This story was originally published by Honolulu Civil Beat and is republished with permission.
More than 140 insurance industry plaintiffs are pursuing legal action against utilities and landowners in relation to the Maui wildfires. This could lead to a battle over resources available to compensate victims of the disaster that took the lives of 100 people and caused significant damage to Lahaina in August.
The global insurance industry has brought its case to Honolulu state court in an effort to collect reimbursements for claims paid to policyholders. According to the latest data from the Insurance Division of the Hawaiʻi Department of Commerce and Consumer Affairs, over $1 billion in claims for residential property in West Maui has been paid out.
The list of plaintiffs includes a number of well-known insurers, along with additional companies such as Swiss Re, Mitsui Sumimoto Insurance, and Lloyd’s. The defendants include Hawaiian Electric, Hawaiian Telcom, Kamehameha Schools, and other unnamed parties.

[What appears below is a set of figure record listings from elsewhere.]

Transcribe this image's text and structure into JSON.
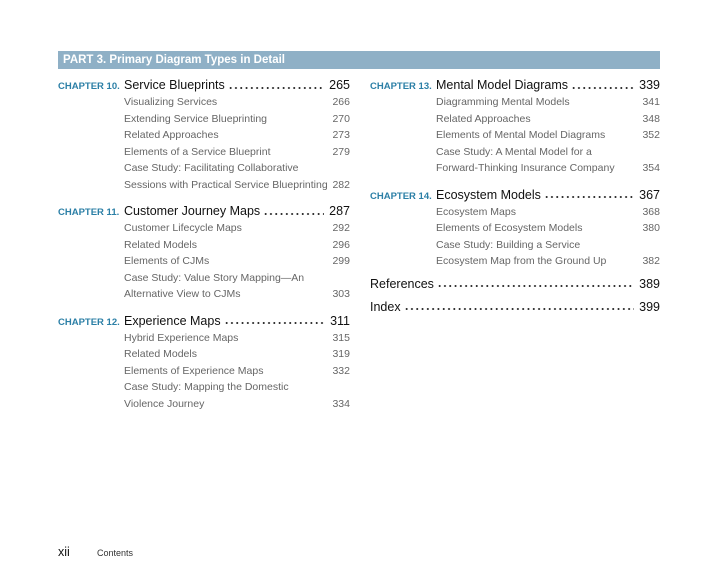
{
  "part": "PART 3.  Primary Diagram Types in Detail",
  "columns": [
    [
      {
        "label": "CHAPTER 10.",
        "title": "Service Blueprints",
        "page": 265,
        "sections": [
          {
            "lines": [
              "Visualizing Services"
            ],
            "page": 266
          },
          {
            "lines": [
              "Extending Service Blueprinting"
            ],
            "page": 270
          },
          {
            "lines": [
              "Related Approaches"
            ],
            "page": 273
          },
          {
            "lines": [
              "Elements of a Service Blueprint"
            ],
            "page": 279
          },
          {
            "lines": [
              "Case Study: Facilitating Collaborative",
              "Sessions with Practical Service Blueprinting"
            ],
            "page": 282
          }
        ]
      },
      {
        "label": "CHAPTER 11.",
        "title": "Customer Journey Maps",
        "page": 287,
        "sections": [
          {
            "lines": [
              "Customer Lifecycle Maps"
            ],
            "page": 292
          },
          {
            "lines": [
              "Related Models"
            ],
            "page": 296
          },
          {
            "lines": [
              "Elements of CJMs"
            ],
            "page": 299
          },
          {
            "lines": [
              "Case Study: Value Story Mapping—An",
              "Alternative View to CJMs"
            ],
            "page": 303
          }
        ]
      },
      {
        "label": "CHAPTER 12.",
        "title": "Experience Maps",
        "page": 311,
        "sections": [
          {
            "lines": [
              "Hybrid Experience Maps"
            ],
            "page": 315
          },
          {
            "lines": [
              "Related Models"
            ],
            "page": 319
          },
          {
            "lines": [
              "Elements of Experience Maps"
            ],
            "page": 332
          },
          {
            "lines": [
              "Case Study: Mapping the Domestic",
              "Violence Journey"
            ],
            "page": 334
          }
        ]
      }
    ],
    [
      {
        "label": "CHAPTER 13.",
        "title": "Mental Model Diagrams",
        "page": 339,
        "sections": [
          {
            "lines": [
              "Diagramming Mental Models"
            ],
            "page": 341
          },
          {
            "lines": [
              "Related Approaches"
            ],
            "page": 348
          },
          {
            "lines": [
              "Elements of Mental Model Diagrams"
            ],
            "page": 352
          },
          {
            "lines": [
              "Case Study: A Mental Model for a",
              "Forward-Thinking Insurance Company"
            ],
            "page": 354
          }
        ]
      },
      {
        "label": "CHAPTER 14.",
        "title": "Ecosystem Models",
        "page": 367,
        "sections": [
          {
            "lines": [
              "Ecosystem Maps"
            ],
            "page": 368
          },
          {
            "lines": [
              "Elements of Ecosystem Models"
            ],
            "page": 380
          },
          {
            "lines": [
              "Case Study: Building a Service",
              "Ecosystem Map from the Ground Up"
            ],
            "page": 382
          }
        ]
      },
      {
        "title": "References",
        "page": 389
      },
      {
        "title": "Index",
        "page": 399
      }
    ]
  ],
  "footer": {
    "page": "xii",
    "section": "Contents"
  }
}
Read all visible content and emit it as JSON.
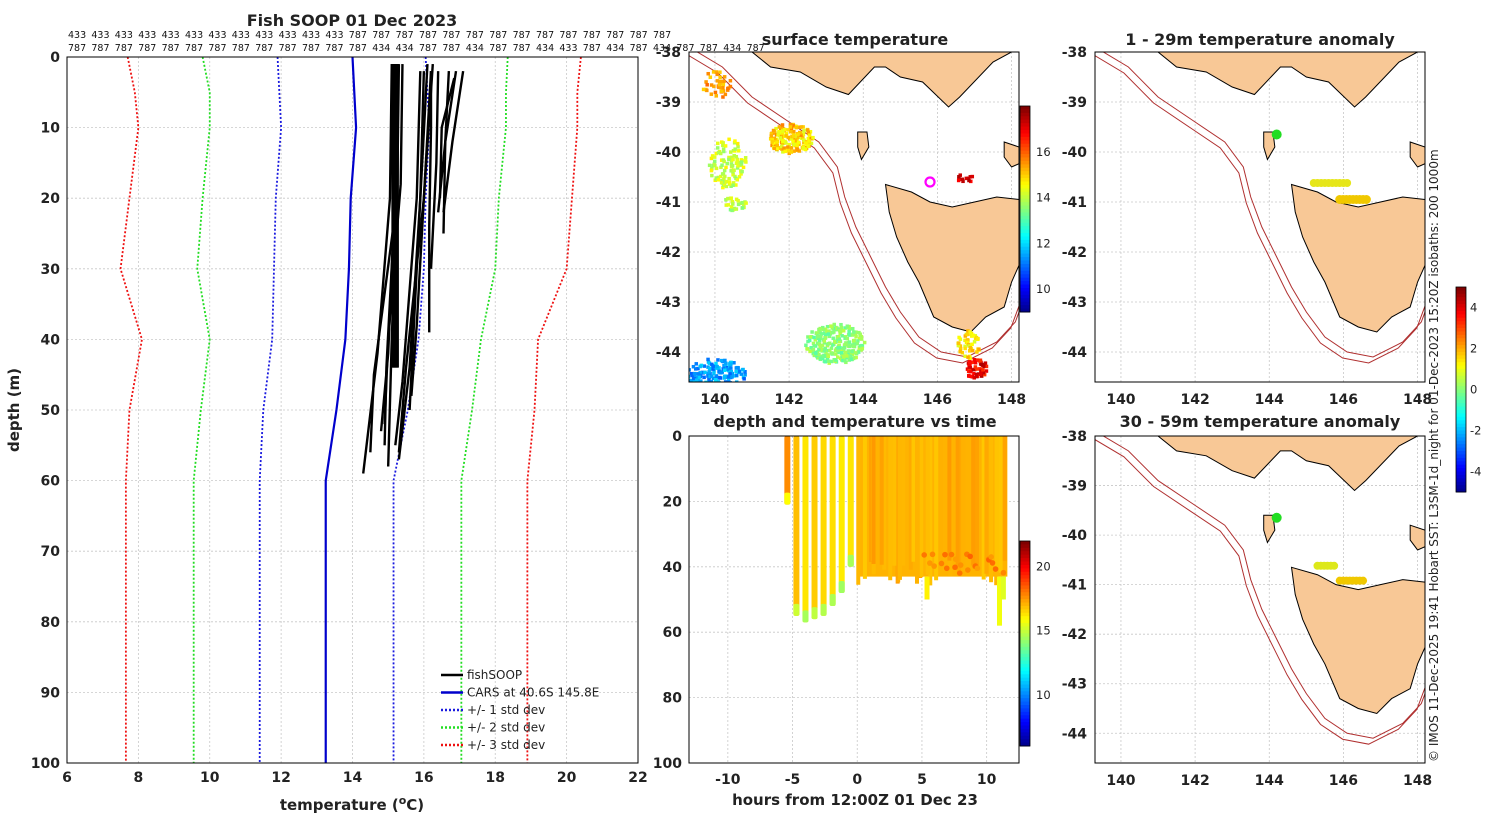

With thousands of claims in play, the involvement of the insurance industry is a sign that the global insurance market is functioning to spread the risk of a major catastrophe in Hawaiʻi.
The outcome of the lawsuits could have significant implications for the plaintiffs seeking damages from Hawaiian Electric and others. There may be a struggle between individual claimants and insurers if negligence on part of the utilities or landowners is proven.
Hawaiian Electric and other parties have declined to comment on the situation. The company’s resources to reimburse insurers are limited due to financial strain caused by the fire. Nevertheless, the recovery fund for Maui residents affected by the fire is expected to be operational soon and could provide significant relief for individuals impacted by the disaster.